J’ai passé la journée d’hier à faire le ménage printanier du terrain. Les plates-bandes sont donc désormais prêtes à repousser et l’herbe à (éventuellement) reverdir. Il y a quelques bourgeons timides dans les arbres. Et les températures sont plus décentes.

Donc, aujourd’hui, je me ressens quelque peu de ces quelques exercices imprévus.

Et demain la session de printemps recommence. Donc je retourne enseigner jusqu’à la fin juin. Un cours que je veux entièrement refaire. Argh!

Vendredi Saint

Je suis très religieux… ouain… Enfin… Voici notre brunch en ce Vendredi Saint. J’aime mes œufs brouillés, mais surtout pas avec du lait ou trop cuits. Et notre pain a subi je ne sais quel traumatisme en transit qui l’a fait entrer avec difficulté dans le grille-pain.

Au menu de ce soir: Chicken on the Way. Nous devions aller en pèlerinage à Saskatchewan River Crossing, mais une céphalée du diable (enfin, appelons-la par ce qu’elle est: une migraine) m’en a empêché ce matin. Nous nous contenterons donc de Calgary pour une excursion hors Red Deer.

La neige n’est pas encore toute fondue… mais le printemps s’en vient: la ciboulette commence à reverdir! Faudra nettoyer les plates-bandes durant la fin de semaine.

Dinde d’Action de Grâces

Ce n’est pas pas manque de matériel que j’ai peu écrit ces derniers jours, mais bien par manque de temps. En voici justement un exemple: le lundi 11 octobre était la fête de l’Action de grâces au Canada. Jour férié apprécié de tout le monde, il donne lieu à des rassemblements familiaux un peu partout et met à l’honneur les fruits de la terre à l’automne, notamment la dinde.

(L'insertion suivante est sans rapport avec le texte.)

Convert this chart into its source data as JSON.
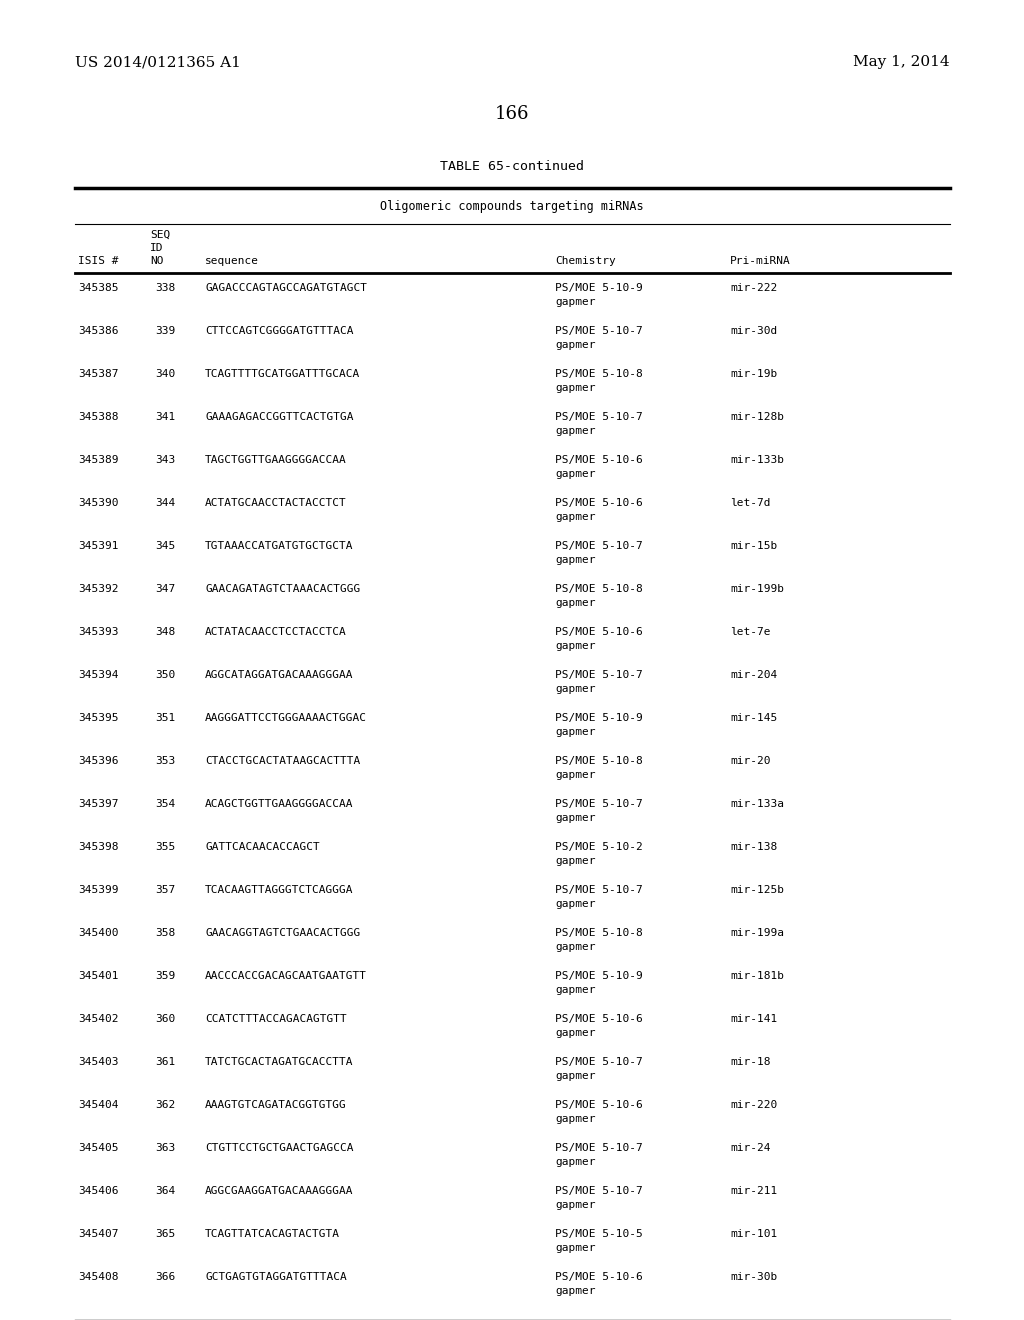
{
  "patent_number": "US 2014/0121365 A1",
  "patent_date": "May 1, 2014",
  "page_number": "166",
  "table_title": "TABLE 65-continued",
  "table_subtitle": "Oligomeric compounds targeting miRNAs",
  "rows": [
    [
      "345385",
      "338",
      "GAGACCCAGTAGCCAGATGTAGCT",
      "PS/MOE 5-10-9",
      "gapmer",
      "mir-222"
    ],
    [
      "345386",
      "339",
      "CTTCCAGTCGGGGATGTTTACA",
      "PS/MOE 5-10-7",
      "gapmer",
      "mir-30d"
    ],
    [
      "345387",
      "340",
      "TCAGTTTTGCATGGATTTGCACA",
      "PS/MOE 5-10-8",
      "gapmer",
      "mir-19b"
    ],
    [
      "345388",
      "341",
      "GAAAGAGACCGGTTCACTGTGA",
      "PS/MOE 5-10-7",
      "gapmer",
      "mir-128b"
    ],
    [
      "345389",
      "343",
      "TAGCTGGTTGAAGGGGACCAA",
      "PS/MOE 5-10-6",
      "gapmer",
      "mir-133b"
    ],
    [
      "345390",
      "344",
      "ACTATGCAACCTACTACCTCT",
      "PS/MOE 5-10-6",
      "gapmer",
      "let-7d"
    ],
    [
      "345391",
      "345",
      "TGTAAACCATGATGTGCTGCTA",
      "PS/MOE 5-10-7",
      "gapmer",
      "mir-15b"
    ],
    [
      "345392",
      "347",
      "GAACAGATAGTCTAAACACTGGG",
      "PS/MOE 5-10-8",
      "gapmer",
      "mir-199b"
    ],
    [
      "345393",
      "348",
      "ACTATACAACCTCCTACCTCA",
      "PS/MOE 5-10-6",
      "gapmer",
      "let-7e"
    ],
    [
      "345394",
      "350",
      "AGGCATAGGATGACAAAGGGAA",
      "PS/MOE 5-10-7",
      "gapmer",
      "mir-204"
    ],
    [
      "345395",
      "351",
      "AAGGGATTCCTGGGAAAACTGGAC",
      "PS/MOE 5-10-9",
      "gapmer",
      "mir-145"
    ],
    [
      "345396",
      "353",
      "CTACCTGCACTATAAGCACTTTA",
      "PS/MOE 5-10-8",
      "gapmer",
      "mir-20"
    ],
    [
      "345397",
      "354",
      "ACAGCTGGTTGAAGGGGACCAA",
      "PS/MOE 5-10-7",
      "gapmer",
      "mir-133a"
    ],
    [
      "345398",
      "355",
      "GATTCACAACACCAGCT",
      "PS/MOE 5-10-2",
      "gapmer",
      "mir-138"
    ],
    [
      "345399",
      "357",
      "TCACAAGTTAGGGTCTCAGGGA",
      "PS/MOE 5-10-7",
      "gapmer",
      "mir-125b"
    ],
    [
      "345400",
      "358",
      "GAACAGGTAGTCTGAACACTGGG",
      "PS/MOE 5-10-8",
      "gapmer",
      "mir-199a"
    ],
    [
      "345401",
      "359",
      "AACCCACCGACAGCAATGAATGTT",
      "PS/MOE 5-10-9",
      "gapmer",
      "mir-181b"
    ],
    [
      "345402",
      "360",
      "CCATCTTTACCAGACAGTGTT",
      "PS/MOE 5-10-6",
      "gapmer",
      "mir-141"
    ],
    [
      "345403",
      "361",
      "TATCTGCACTAGATGCACCTTA",
      "PS/MOE 5-10-7",
      "gapmer",
      "mir-18"
    ],
    [
      "345404",
      "362",
      "AAAGTGTCAGATACGGTGTGG",
      "PS/MOE 5-10-6",
      "gapmer",
      "mir-220"
    ],
    [
      "345405",
      "363",
      "CTGTTCCTGCTGAACTGAGCCA",
      "PS/MOE 5-10-7",
      "gapmer",
      "mir-24"
    ],
    [
      "345406",
      "364",
      "AGGCGAAGGATGACAAAGGGAA",
      "PS/MOE 5-10-7",
      "gapmer",
      "mir-211"
    ],
    [
      "345407",
      "365",
      "TCAGTTATCACAGTACTGTA",
      "PS/MOE 5-10-5",
      "gapmer",
      "mir-101"
    ],
    [
      "345408",
      "366",
      "GCTGAGTGTAGGATGTTTACA",
      "PS/MOE 5-10-6",
      "gapmer",
      "mir-30b"
    ]
  ],
  "bg_color": "#ffffff",
  "text_color": "#000000"
}
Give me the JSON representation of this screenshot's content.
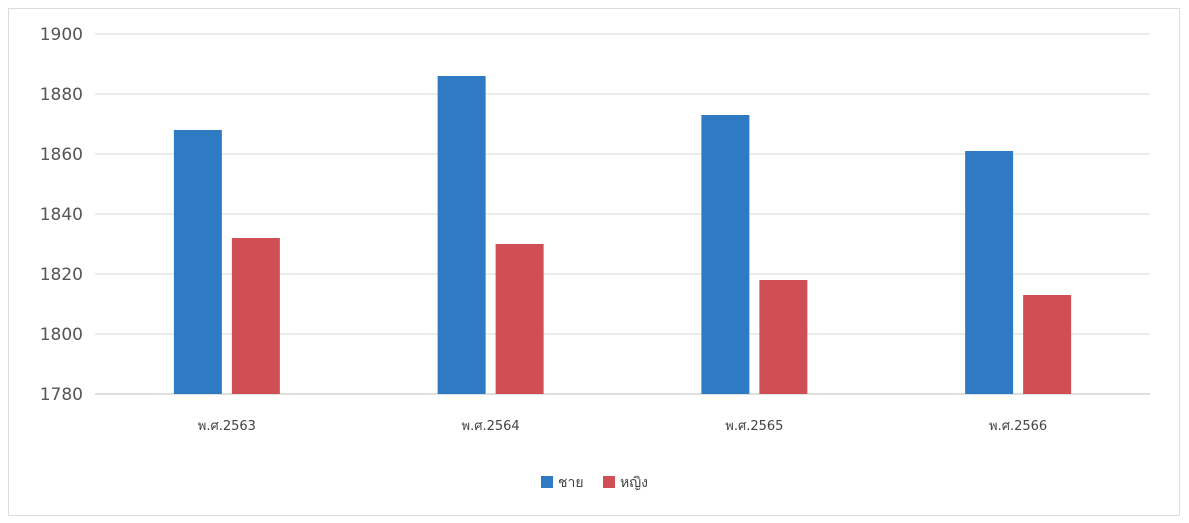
{
  "chart_data": {
    "type": "bar",
    "categories": [
      "พ.ศ.2563",
      "พ.ศ.2564",
      "พ.ศ.2565",
      "พ.ศ.2566"
    ],
    "series": [
      {
        "name": "ชาย",
        "color": "#2e7bc4",
        "values": [
          1868,
          1886,
          1873,
          1861
        ]
      },
      {
        "name": "หญิง",
        "color": "#cf4f55",
        "values": [
          1832,
          1830,
          1818,
          1813
        ]
      }
    ],
    "ylim": [
      1780,
      1900
    ],
    "yticks": [
      1780,
      1800,
      1820,
      1840,
      1860,
      1880,
      1900
    ],
    "grid": true,
    "legend": "bottom"
  }
}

Nous n’avions pas prévu recevoir d’invités, donc nous nous étions dotés d’une modeste dinde de 11,45 kg que nous voulions faire cuire principalement pour la tonne de viande que nous pourrions en retirer (en fait, six litres bien comptés!). Comme l’apparence était moins importante, nous avions donc acheté une dinde à rabais, étiquetée «catégorie Canada Utilité» (qui coûtait le tiers du prix d’un dindon de poids comparable de catégorie Canada A). Bon. Je m’attendais à ce que l’oiseau ne soit pas parfait, mais comme on peut le voir sur la photo, son dos tel que révélé à l’ouverture de l’emballage laissait penser que l’oiseau avait dû subir (on l’espère que cela a été après son abattage!) quelques meurtrissures. Qu’à cela ne tienne, nous allions faire contre mauvaise fortune bon cœur et faire notre possible pour que la viande de la poitrine ne sèche pas trop à la cuisson.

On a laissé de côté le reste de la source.